The trick to reversing these; and what sets them apart as more flexible than a permanent magnet motor, is that there are two windings : one on the rotor, and one fixed to the motor frame called the field winding. To reverse it, you need to reverse the connections to the field winding OR the rotor, BUT NOT BOTH.
If it is described as a reversible motor, these windings will be separately available as 4 external connections, possibly linked together, but in a way that you can disconnect one winding and connect it the other way round.
It's easy to identify the field winding : it has higher resistance and consumes much less power, maybe 10% of the total. The rotor winding goes to the brushes.
At which point a photo of the connection box is probably useful.
But assuming this is true so far, you can reverse the connections to one winding (usually the field winding which consumes less power) and test that the motor runs backwards - no circuitry needed so far.
Alternatively, the rotor winding may be accessible via screw terminals on the brushes.
Then to switch between forward and reverse you need something like a DPDT switch (hand operated!) or relay (remote operated) to reverse these connections on demand. It may be better to stop the motor, reverse it, then restart, to prevent extreme mechanical stresses and current surges.

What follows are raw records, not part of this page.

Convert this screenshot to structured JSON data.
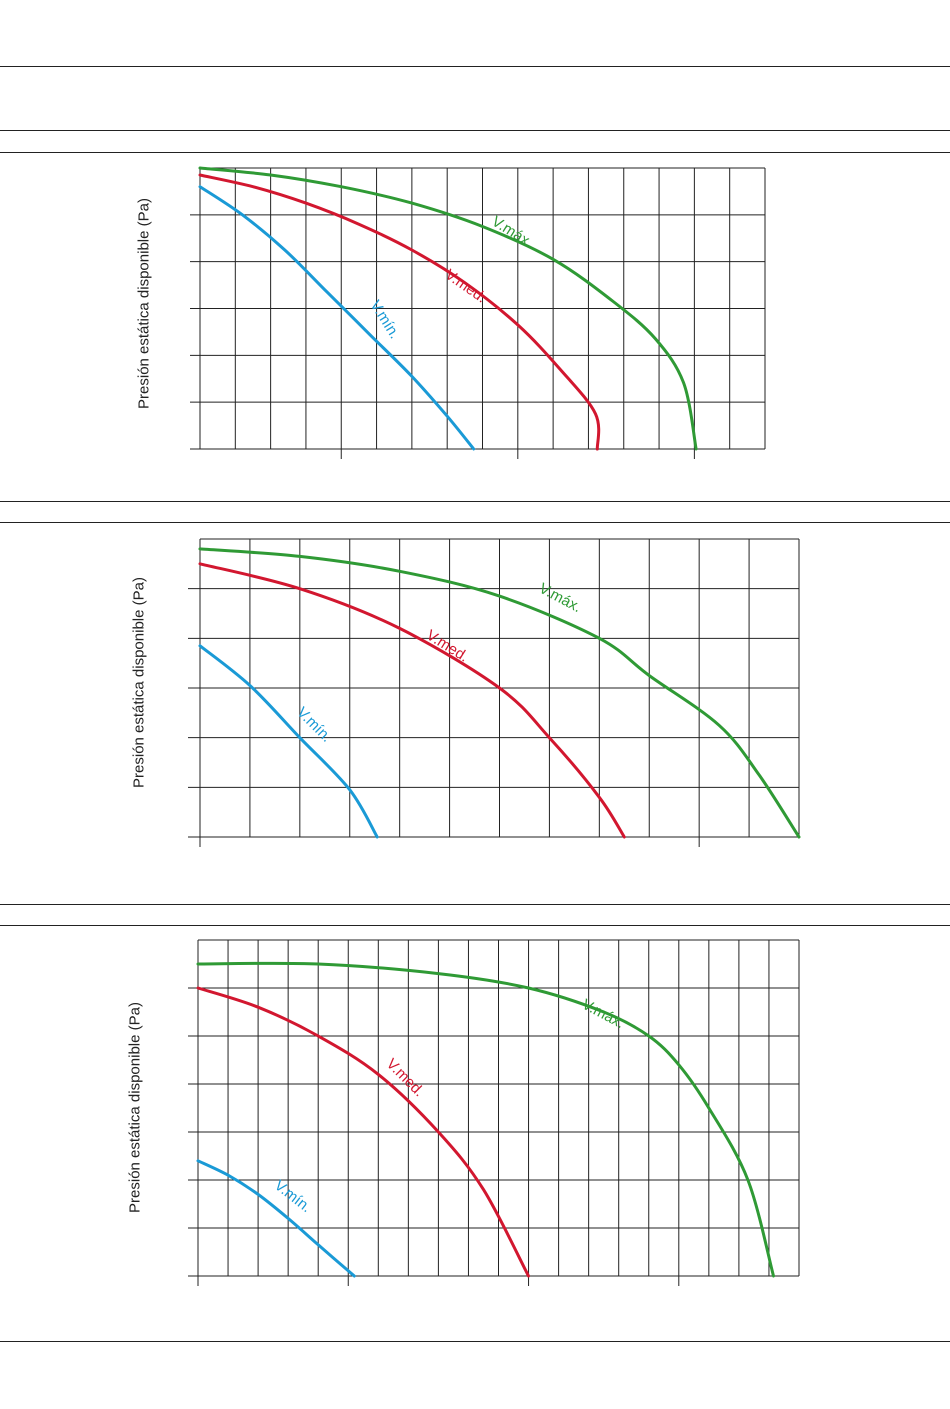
{
  "colors": {
    "min": "#1a9ad6",
    "med": "#d2172f",
    "max": "#2f9a35",
    "grid": "#222222",
    "rule": "#222222"
  },
  "chart_data": [
    {
      "type": "line",
      "ylabel": "Presión estática disponible (Pa)",
      "grid": true,
      "x_range": [
        0,
        16
      ],
      "y_range": [
        0,
        6
      ],
      "x_tick_marks": [
        4,
        9,
        14
      ],
      "series": [
        {
          "name": "V.mín.",
          "color": "#1a9ad6",
          "points": [
            [
              0,
              5.6
            ],
            [
              1.2,
              5.0
            ],
            [
              2.4,
              4.25
            ],
            [
              3.6,
              3.35
            ],
            [
              4.8,
              2.45
            ],
            [
              6.0,
              1.55
            ],
            [
              7.0,
              0.7
            ],
            [
              7.75,
              0
            ]
          ]
        },
        {
          "name": "V.med.",
          "color": "#d2172f",
          "points": [
            [
              0,
              5.85
            ],
            [
              1.5,
              5.6
            ],
            [
              3.0,
              5.25
            ],
            [
              4.5,
              4.8
            ],
            [
              6.0,
              4.25
            ],
            [
              7.5,
              3.55
            ],
            [
              9.0,
              2.65
            ],
            [
              10.2,
              1.7
            ],
            [
              11.2,
              0.75
            ],
            [
              11.25,
              0
            ]
          ]
        },
        {
          "name": "V.máx.",
          "color": "#2f9a35",
          "points": [
            [
              0,
              6.0
            ],
            [
              2.0,
              5.85
            ],
            [
              4.0,
              5.6
            ],
            [
              6.0,
              5.25
            ],
            [
              8.0,
              4.75
            ],
            [
              10.0,
              4.05
            ],
            [
              11.7,
              3.15
            ],
            [
              12.9,
              2.35
            ],
            [
              13.7,
              1.4
            ],
            [
              14.05,
              0
            ]
          ]
        }
      ]
    },
    {
      "type": "line",
      "ylabel": "Presión estática disponible (Pa)",
      "grid": true,
      "x_range": [
        0,
        12
      ],
      "y_range": [
        0,
        6
      ],
      "x_tick_marks": [
        0,
        10
      ],
      "series": [
        {
          "name": "V.mín.",
          "color": "#1a9ad6",
          "points": [
            [
              0,
              3.85
            ],
            [
              1.0,
              3.05
            ],
            [
              2.0,
              2.0
            ],
            [
              3.0,
              0.95
            ],
            [
              3.55,
              0
            ]
          ]
        },
        {
          "name": "V.med.",
          "color": "#d2172f",
          "points": [
            [
              0,
              5.5
            ],
            [
              2.0,
              5.0
            ],
            [
              4.0,
              4.2
            ],
            [
              6.0,
              3.0
            ],
            [
              7.0,
              2.0
            ],
            [
              8.0,
              0.8
            ],
            [
              8.5,
              0
            ]
          ]
        },
        {
          "name": "V.máx.",
          "color": "#2f9a35",
          "points": [
            [
              0,
              5.8
            ],
            [
              2.0,
              5.65
            ],
            [
              4.0,
              5.35
            ],
            [
              6.0,
              4.85
            ],
            [
              8.0,
              4.0
            ],
            [
              9.0,
              3.25
            ],
            [
              10.4,
              2.25
            ],
            [
              11.2,
              1.25
            ],
            [
              12.0,
              0
            ]
          ]
        }
      ]
    },
    {
      "type": "line",
      "ylabel": "Presión estática disponible (Pa)",
      "grid": true,
      "x_range": [
        0,
        20
      ],
      "y_range": [
        0,
        7
      ],
      "x_tick_marks": [
        0,
        5,
        11,
        16
      ],
      "series": [
        {
          "name": "V.mín.",
          "color": "#1a9ad6",
          "points": [
            [
              0,
              2.4
            ],
            [
              1.0,
              2.1
            ],
            [
              2.0,
              1.7
            ],
            [
              3.0,
              1.2
            ],
            [
              4.0,
              0.65
            ],
            [
              5.2,
              0
            ]
          ]
        },
        {
          "name": "V.med.",
          "color": "#d2172f",
          "points": [
            [
              0,
              6.0
            ],
            [
              2.0,
              5.6
            ],
            [
              4.0,
              5.0
            ],
            [
              6.0,
              4.2
            ],
            [
              8.0,
              3.0
            ],
            [
              9.5,
              1.8
            ],
            [
              11.0,
              0
            ]
          ]
        },
        {
          "name": "V.máx.",
          "color": "#2f9a35",
          "points": [
            [
              0,
              6.5
            ],
            [
              4.0,
              6.5
            ],
            [
              8.0,
              6.3
            ],
            [
              11.0,
              6.0
            ],
            [
              13.5,
              5.5
            ],
            [
              15.0,
              5.0
            ],
            [
              16.0,
              4.4
            ],
            [
              17.0,
              3.5
            ],
            [
              18.3,
              2.0
            ],
            [
              19.15,
              0
            ]
          ]
        }
      ]
    }
  ]
}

As for your other question : the 1 amp current is generally the current at rated load :you can bank on the starting current being much higher (easily 5x, maybe 10x as much). To estimate it, measure the DC resistance of the motor - say 11 ohms - and divide 110 (or 230) by it (for 10A start current). This is also the "stall current" which the motor will draw if you stall it while powered. A "motor rated" breaker will allow stall current briefly, but trip if the current persists for long.